Кайзер Вильгельм II ночью тайно бежал в Голландию. Берлинский совет рабочих и крестьянских депутатов передал власть временному правительству, главой которого стал лидер социал-демократов Фридрих Эберт.

Перед Берлинским дворцом выступил лидер левых социал-демократов Карл Либкнехт:

— День революции наступил! Мы добились мира. Мы должны напрячь все силы, чтобы образовать правительство рабочих и солдат и создать новый государственный строй пролетариата, строй мира, счастья и свободы.

Но ноябрьская революция в Германии не была социалистической, это была буржуазная революция, и радикализм Карла Либкнехта, возглавившего компартию, не соответствовал представлениям и желаниям большинства немцев.

По призыву коммунистической партии, образованной из «Союза Спартака», сотни тысяч берлинских рабочих 5 января 1919 года вышли на улицы. Вечером они объявили социал-демократическое правительство низложенным. Красную армию должен был возглавить Карл Либкнехт. Но войска пустили в ход артиллерию и овладели Берлином. Вождей революции Розу Люксембург и Карла Либкнехта убили. Смерть двух пламенных политиков была тяжелым ударом для только что созданной компартии Германии и ознаменовала конец восстания.

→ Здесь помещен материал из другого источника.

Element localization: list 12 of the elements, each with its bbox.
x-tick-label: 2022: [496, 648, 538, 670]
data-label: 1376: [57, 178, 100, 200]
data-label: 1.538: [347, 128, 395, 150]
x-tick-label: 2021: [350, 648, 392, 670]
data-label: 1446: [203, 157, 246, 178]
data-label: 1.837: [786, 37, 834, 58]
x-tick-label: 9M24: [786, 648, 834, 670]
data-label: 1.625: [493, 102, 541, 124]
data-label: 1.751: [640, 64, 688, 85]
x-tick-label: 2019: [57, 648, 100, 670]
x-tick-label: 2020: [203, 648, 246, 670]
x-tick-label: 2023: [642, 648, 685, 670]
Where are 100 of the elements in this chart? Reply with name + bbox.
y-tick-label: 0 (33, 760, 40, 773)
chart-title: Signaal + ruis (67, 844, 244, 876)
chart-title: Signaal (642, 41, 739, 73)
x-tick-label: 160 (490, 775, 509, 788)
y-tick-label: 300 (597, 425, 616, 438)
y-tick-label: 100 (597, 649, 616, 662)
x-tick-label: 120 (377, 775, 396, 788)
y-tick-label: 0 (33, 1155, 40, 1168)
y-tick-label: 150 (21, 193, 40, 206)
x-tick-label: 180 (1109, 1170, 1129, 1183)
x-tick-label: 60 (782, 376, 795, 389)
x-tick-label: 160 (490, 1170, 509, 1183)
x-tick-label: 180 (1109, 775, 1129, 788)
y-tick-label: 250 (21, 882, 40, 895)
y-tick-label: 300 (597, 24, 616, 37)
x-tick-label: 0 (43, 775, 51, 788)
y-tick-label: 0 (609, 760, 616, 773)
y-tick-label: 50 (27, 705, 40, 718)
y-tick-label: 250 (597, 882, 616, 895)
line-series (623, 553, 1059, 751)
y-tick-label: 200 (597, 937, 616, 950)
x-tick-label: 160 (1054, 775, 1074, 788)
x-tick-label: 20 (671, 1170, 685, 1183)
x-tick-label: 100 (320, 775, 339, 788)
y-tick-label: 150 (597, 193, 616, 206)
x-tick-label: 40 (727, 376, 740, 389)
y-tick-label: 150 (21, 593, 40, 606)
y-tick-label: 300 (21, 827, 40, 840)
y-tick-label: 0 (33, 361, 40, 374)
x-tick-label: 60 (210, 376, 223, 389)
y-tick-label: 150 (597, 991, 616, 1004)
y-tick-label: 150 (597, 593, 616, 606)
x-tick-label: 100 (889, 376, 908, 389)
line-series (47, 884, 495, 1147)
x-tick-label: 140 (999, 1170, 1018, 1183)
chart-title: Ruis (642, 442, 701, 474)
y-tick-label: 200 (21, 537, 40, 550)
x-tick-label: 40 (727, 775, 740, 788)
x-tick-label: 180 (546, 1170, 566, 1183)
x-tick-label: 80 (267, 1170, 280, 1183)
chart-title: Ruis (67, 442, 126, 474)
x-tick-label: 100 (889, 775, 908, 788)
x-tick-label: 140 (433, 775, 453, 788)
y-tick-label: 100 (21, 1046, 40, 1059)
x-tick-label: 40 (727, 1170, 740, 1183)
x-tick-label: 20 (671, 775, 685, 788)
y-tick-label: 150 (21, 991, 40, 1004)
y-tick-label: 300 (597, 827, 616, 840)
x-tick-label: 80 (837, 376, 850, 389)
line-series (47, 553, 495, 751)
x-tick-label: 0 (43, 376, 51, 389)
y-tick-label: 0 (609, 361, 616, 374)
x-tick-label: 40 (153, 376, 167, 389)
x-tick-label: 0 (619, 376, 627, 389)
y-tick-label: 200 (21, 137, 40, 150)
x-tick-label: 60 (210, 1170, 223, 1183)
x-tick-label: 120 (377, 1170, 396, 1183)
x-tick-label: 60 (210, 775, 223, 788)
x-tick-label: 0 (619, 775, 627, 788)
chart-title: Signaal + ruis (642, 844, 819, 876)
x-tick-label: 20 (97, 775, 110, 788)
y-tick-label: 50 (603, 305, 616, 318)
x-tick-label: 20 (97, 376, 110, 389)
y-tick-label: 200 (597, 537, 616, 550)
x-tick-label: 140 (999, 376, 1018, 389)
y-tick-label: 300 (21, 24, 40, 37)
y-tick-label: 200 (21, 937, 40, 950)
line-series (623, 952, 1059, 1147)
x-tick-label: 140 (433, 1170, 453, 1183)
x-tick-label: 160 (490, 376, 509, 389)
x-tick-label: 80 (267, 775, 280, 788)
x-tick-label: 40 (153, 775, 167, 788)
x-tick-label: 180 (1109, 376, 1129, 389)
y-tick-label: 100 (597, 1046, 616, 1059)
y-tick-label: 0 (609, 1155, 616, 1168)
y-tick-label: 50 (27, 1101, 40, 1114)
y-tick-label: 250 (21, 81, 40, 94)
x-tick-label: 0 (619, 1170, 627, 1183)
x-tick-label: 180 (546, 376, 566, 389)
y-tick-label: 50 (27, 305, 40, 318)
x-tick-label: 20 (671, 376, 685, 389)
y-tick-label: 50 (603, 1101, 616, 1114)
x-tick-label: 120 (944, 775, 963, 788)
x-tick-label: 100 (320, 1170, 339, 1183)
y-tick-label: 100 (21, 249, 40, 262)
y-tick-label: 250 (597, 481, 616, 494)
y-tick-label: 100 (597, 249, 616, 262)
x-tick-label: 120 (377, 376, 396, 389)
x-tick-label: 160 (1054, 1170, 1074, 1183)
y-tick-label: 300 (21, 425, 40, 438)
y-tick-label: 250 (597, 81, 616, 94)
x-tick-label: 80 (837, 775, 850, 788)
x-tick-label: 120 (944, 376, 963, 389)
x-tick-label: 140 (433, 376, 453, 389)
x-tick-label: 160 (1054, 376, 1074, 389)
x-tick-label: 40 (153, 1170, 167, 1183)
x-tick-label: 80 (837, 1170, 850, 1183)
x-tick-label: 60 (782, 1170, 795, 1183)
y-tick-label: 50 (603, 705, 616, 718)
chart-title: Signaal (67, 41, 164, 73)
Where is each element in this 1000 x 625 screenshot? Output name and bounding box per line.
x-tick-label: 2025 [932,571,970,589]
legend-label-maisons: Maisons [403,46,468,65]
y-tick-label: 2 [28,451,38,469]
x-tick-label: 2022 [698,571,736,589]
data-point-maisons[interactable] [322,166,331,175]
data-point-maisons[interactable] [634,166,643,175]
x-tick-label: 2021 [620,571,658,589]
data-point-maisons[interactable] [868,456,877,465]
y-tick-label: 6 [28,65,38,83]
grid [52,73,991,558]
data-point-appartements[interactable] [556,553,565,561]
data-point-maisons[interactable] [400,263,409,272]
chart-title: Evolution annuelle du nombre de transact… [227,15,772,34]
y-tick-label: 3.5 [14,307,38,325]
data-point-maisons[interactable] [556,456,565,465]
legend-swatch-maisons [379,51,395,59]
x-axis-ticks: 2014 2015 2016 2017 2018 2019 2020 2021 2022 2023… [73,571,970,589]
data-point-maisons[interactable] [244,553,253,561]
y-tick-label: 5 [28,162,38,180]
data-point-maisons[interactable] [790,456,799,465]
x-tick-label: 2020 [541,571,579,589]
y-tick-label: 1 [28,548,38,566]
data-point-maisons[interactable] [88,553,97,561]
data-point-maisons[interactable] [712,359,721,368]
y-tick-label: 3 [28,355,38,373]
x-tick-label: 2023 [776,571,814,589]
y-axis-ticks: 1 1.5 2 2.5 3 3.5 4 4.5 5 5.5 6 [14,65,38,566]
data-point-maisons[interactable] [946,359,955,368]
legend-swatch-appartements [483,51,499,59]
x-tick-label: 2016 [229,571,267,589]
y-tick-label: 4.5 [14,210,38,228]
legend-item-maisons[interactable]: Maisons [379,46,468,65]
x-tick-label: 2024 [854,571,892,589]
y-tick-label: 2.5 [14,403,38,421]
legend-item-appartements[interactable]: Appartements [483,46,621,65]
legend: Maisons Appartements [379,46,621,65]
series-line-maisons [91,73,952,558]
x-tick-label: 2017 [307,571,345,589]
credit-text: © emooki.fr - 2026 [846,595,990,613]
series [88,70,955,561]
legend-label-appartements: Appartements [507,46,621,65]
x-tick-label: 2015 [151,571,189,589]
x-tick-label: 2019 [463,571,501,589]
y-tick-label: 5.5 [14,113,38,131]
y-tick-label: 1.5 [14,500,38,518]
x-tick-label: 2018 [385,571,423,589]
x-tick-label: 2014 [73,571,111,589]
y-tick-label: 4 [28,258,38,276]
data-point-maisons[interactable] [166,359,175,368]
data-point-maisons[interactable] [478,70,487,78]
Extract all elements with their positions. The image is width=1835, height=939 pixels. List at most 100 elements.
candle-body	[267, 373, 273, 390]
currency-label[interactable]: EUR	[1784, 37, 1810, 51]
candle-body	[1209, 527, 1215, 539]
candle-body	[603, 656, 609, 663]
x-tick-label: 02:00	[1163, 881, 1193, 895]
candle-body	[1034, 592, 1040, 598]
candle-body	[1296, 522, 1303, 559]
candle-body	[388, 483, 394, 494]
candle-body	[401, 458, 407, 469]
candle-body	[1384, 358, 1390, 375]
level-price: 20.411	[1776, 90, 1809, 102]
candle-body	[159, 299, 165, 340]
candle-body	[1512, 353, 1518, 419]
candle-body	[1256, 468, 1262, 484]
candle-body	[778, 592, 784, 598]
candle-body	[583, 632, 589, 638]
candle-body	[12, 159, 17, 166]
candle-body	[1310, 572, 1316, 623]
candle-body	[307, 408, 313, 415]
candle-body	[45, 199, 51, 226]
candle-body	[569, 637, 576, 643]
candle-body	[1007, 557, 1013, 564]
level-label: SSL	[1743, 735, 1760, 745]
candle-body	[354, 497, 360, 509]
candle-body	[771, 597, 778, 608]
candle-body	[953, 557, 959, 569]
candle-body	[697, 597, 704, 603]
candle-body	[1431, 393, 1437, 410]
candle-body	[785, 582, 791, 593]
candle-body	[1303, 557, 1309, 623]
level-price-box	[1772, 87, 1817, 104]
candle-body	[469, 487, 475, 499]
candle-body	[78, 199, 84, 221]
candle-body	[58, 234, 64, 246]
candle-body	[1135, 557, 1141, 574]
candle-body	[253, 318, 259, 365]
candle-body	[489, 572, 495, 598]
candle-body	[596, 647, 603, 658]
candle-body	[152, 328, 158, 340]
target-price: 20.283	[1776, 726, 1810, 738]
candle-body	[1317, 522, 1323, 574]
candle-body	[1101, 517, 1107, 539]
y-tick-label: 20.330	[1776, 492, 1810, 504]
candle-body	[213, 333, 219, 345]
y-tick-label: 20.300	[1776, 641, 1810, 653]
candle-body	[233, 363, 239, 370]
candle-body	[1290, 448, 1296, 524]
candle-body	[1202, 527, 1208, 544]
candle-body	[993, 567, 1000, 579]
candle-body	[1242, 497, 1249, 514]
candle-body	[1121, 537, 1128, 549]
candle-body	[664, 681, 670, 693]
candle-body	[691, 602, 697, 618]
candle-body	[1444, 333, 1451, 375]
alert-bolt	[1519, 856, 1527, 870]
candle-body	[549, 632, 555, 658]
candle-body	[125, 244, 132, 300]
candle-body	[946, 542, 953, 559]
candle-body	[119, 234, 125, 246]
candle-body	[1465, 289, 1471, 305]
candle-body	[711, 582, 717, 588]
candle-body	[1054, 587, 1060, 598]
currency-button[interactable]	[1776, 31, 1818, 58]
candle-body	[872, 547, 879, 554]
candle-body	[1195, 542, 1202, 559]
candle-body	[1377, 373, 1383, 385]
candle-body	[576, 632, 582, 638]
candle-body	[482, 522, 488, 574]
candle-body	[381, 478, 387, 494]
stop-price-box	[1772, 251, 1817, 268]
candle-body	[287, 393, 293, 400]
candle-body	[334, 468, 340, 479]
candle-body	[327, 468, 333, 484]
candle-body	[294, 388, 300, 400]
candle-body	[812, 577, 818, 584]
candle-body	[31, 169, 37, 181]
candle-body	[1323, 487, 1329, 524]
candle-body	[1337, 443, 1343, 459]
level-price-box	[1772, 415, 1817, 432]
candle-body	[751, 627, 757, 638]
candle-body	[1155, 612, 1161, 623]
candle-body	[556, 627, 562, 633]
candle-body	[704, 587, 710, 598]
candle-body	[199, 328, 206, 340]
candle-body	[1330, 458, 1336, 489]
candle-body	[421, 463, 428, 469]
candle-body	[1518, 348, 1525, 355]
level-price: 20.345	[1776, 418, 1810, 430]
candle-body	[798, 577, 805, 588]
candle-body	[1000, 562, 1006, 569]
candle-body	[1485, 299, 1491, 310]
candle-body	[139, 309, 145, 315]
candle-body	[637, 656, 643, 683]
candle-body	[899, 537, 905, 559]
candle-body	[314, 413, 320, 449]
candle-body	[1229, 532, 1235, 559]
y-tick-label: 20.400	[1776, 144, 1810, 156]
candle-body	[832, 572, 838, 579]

В столице Баварии власть перешла к Совету рабочих и солдатских депутатов. Главой Баварии стал Курт Эйснер, лидер независимых социал-демократов, бескорыстный и честный человек. Это был интеллигент маленького роста, в очках в металлической оправе и с бородой, по профессии музыкальный критик.

Но партия Эйснера 12 января 1919 года проиграла выборы в Национальное собрание Баварии. Эйснер вовсе не был большевиком, каким его изображали. Потерпев поражение на выборах, он решил подать в отставку с поста главы земельного правительства. 21 февраля, когда он направлялся в ландтаг, чтобы объявить об этом, его прямо на улице выстрелом в голову убил молодой офицер рейхсвера граф Арко цу Валлей.

Ответом на убийство Курта Эйснера стал приход к власти в Мюнхене крайне левых, коммунистов и анархистов. Совет рабочих и солдатских депутатов 7 апреля провозгласил Баварию советской республикой. Под председательством бывшего эсера Евгения Левинэ, родившегося в России (он перебрался в Германию в 1908 году), коммунисты образовали Комитет действия из пятнадцати человек. Вот комитет Левинэ действовал по-большевистски, расстреливал «врагов революции» и сильно напугал баварцев.

В апреле 1919 года двадцать тысяч человек — федеральные силы, войска из Вюртемберга, баварский добровольческий корпус полковника Франца Риттера фон Эппа и добровольческий корпус «Оберланд» — начали наступление и 1 мая взяли Мюнхен. Они буквально раздавили баварских революционеров.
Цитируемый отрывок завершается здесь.